I need to wind 180nH inductor for a parallel tuned circuit I'm
building, since the 180nH factory-made chokes I have don't look
up to the job power-handling wise. This coil needs to handle about
90mA p-p / 500mW maximum dissipation sine current and I've allowed
3 ohms for series resistance. Can anyone give me some steer on
dimensions, number of turns, core type and so on? Thanks,

As John has said, that's a very low inductance that should not
present any problems at such a low power level. But perhaps for
a more detailed answer you can tell us the frequencies your coil
will experience. At high frequencies skin and proximity effects
dominate, and these can be evaluated with an Rac/Rdc ratio. If
a ferrite is used its high-frequency core loss can also be modeled
as an inductor resistance.

Do you have any special size constraints? Unless you really need
a miniature size, an air core may be best for 180nH. You can use
the Wheeler equation to experiment with different coil designs.

I'll add some new grist for the mill, with a copy of a portion of
a posting I made 28 Dec 1997, about air-coil inductance equations.

-------------------------------------------------------------------

Throughout the discussion we'll use the same dimensional system, based
on the drawing below.

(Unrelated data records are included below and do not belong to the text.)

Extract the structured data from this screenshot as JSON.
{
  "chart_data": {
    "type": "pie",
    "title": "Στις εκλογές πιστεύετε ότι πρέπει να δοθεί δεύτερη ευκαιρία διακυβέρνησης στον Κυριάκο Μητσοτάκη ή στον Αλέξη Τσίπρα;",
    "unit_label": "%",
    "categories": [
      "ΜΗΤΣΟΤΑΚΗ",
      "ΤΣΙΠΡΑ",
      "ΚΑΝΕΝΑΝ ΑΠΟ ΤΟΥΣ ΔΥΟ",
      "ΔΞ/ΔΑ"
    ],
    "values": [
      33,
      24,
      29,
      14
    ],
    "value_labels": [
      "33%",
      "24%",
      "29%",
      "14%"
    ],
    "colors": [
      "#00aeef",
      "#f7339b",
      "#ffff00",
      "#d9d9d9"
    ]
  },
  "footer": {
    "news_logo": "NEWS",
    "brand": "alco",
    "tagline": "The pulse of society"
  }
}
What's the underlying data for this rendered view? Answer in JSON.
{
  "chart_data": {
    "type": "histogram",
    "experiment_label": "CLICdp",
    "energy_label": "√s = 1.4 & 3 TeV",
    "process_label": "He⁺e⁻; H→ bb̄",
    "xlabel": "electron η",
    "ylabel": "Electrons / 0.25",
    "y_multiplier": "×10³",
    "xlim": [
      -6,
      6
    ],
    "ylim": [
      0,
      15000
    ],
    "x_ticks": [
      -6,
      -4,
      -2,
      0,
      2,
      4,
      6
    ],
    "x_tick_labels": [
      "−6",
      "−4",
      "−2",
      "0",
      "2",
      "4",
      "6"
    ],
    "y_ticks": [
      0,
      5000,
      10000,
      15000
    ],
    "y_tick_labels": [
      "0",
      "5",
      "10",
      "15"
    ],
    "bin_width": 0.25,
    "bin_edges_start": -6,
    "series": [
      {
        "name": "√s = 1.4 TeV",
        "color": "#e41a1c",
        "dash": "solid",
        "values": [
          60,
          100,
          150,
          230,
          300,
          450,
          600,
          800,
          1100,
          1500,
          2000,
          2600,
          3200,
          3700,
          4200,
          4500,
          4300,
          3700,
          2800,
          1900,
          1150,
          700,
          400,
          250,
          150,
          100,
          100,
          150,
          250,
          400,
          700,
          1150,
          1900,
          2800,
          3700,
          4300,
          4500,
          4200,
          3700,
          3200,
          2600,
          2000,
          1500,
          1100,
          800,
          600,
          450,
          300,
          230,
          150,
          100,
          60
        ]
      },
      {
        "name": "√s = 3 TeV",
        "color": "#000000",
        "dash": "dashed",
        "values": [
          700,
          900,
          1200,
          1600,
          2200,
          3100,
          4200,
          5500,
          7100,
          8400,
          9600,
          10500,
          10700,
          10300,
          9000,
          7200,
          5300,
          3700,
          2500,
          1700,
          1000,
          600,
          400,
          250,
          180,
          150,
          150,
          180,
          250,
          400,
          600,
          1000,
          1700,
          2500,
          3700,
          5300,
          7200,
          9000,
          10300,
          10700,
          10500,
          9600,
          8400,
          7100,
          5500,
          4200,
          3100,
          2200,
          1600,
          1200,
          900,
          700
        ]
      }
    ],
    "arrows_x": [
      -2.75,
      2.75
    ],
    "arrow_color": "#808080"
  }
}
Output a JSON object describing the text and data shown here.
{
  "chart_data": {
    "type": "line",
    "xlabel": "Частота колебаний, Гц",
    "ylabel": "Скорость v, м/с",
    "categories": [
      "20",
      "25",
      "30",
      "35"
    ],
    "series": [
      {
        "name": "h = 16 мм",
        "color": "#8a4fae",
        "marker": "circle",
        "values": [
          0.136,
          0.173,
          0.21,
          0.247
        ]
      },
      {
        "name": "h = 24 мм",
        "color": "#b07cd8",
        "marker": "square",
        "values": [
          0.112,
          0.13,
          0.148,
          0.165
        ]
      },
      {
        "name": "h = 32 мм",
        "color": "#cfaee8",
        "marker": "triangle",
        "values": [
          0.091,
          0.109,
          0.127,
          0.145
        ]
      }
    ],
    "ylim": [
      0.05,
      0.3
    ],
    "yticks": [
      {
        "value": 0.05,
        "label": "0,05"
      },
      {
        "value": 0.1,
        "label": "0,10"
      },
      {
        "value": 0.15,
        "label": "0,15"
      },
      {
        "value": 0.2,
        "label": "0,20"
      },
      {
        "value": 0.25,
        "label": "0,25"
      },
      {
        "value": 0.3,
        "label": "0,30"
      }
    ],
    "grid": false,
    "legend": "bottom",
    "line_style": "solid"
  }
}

Here and in the 14 formulas below, N = turns,
a = mean radius, b = length, and c = winding thickness, and all are
in inches, unless otherwise stated.

length
|------ b --------|
--- ,-----------------,
c | cross section | ------------ a = winding mean radius
--- '-----------------' a |
__________________________ |
axis D = 2a
,-----------------, |
| cross section | --------
'------------\----'
\ solenoid coil layout
N turns
--------
[ snip five formulas and discussion ]

To simplify our lives, Wheeler empirically derived his popular
single-layer solenoid equation, using Nagaoka's equation and
tables. Wheeler's equation is shown below in two different ways.

a N^2 a^2 N^2 / 10 b
(6) L = ---------- = -------------- uH / inch
9 + 10 b/a 1 + 0.9 a/b

Wheeler says this equation is accurate to about 1% for long coils, or
any coils with (b/a 0.8). [Confirmed with extensive measurements I
made and posted on s.e.d.] It's easy to solve this equation for N.

A simple re-arrangement adds the concept of winding pitch. This can be
very useful, in part because a low-winding-height multilayer coil can
be treated as a single-layer coil with a higher winding pitch.

a^2 p N 1
(7) L = -------- * ---------------- uH / inch
10 1 + 0.9 a p / N

Here p is my turn-density pitch parameter, in turns/inch. Incidentally,
this makes clear that for long coils, once you pick a coil-winding pitch,
the inductance scales by N, rather than by N^2. Of course, the length
scales as well. Now solving for N isn't as easy. I get,

10 b
(8) N =~ ----- ( 1 + 9 a^3 p^2 / 100 L ) turns
p a^2

Alan Fowler pointed out a version of Wheeler's equation, claimed more
accurate, in F. Langford-Smith's "The Radiotron Designer's Handbook,"
1942. In the 3rd edition only, the work of Esnault-Pelterie is detailed,
a Frenchman who followed the "des savants japonais" (i.e. Nagaoaka) for
his derivation of a simple Wheeler-like formula with a claimed accuracy
of 0.1% for values of diameter/length between 0.2 and 1.5. Rearranging,

a^2 N^2 / 9.972 b
(9) L = -------------------- uH / inch
0.9949 + 0.9144 (a/b)

[ snip more formulas and stuff ]
-------------------------------------------------------------------

OK, there you have a small panaply of equation forms to select from.

(7) is easier to use than it appears at first glance. Let's design
a coil for you. We'll pick wire size #22, which has a diameter of
0.020 inches, prompting us to pick a winding-spacing of 0.04 inches,
or a 25 turns/in pitch. Inspired by a small art brush in my pencil
cup, we'll pick a coil diameter of 0.2", so equation (7) reduces to

.. 0.01 25 N 1
.. L = --------- * ------------------ uH / inch
.. 10 1 + 0.9 0.1 25 / N
..
.. 1
.. = 0.025" N * ------------ uH / in
.. 1 + 2.25/N

This formula is more simple than it appears, because the second term
approaches unity for coils of more than 10 - 20 turns.

The first term says a 180nH coil requires about 180/25 = 7 turns, so
we'll try N = 9, and get L = 225nH * 0.8 = 180nH, right on the money.

That's a 9-turn coil 0.2" in diameter and 0.36" long. It uses less
than six inches of wire, has a DC resistance of about 0.008 ohms,
and can handle very high DC currents.

Plugging our coil into equation (6) as a test, we have a = 0.1" and
b = 0.36" and N = 9, so we get L = 8.1 / (9 + 36) = 0.180 uH, bingo.

Thanks,
- Win

whill_at_picovolt-dot-com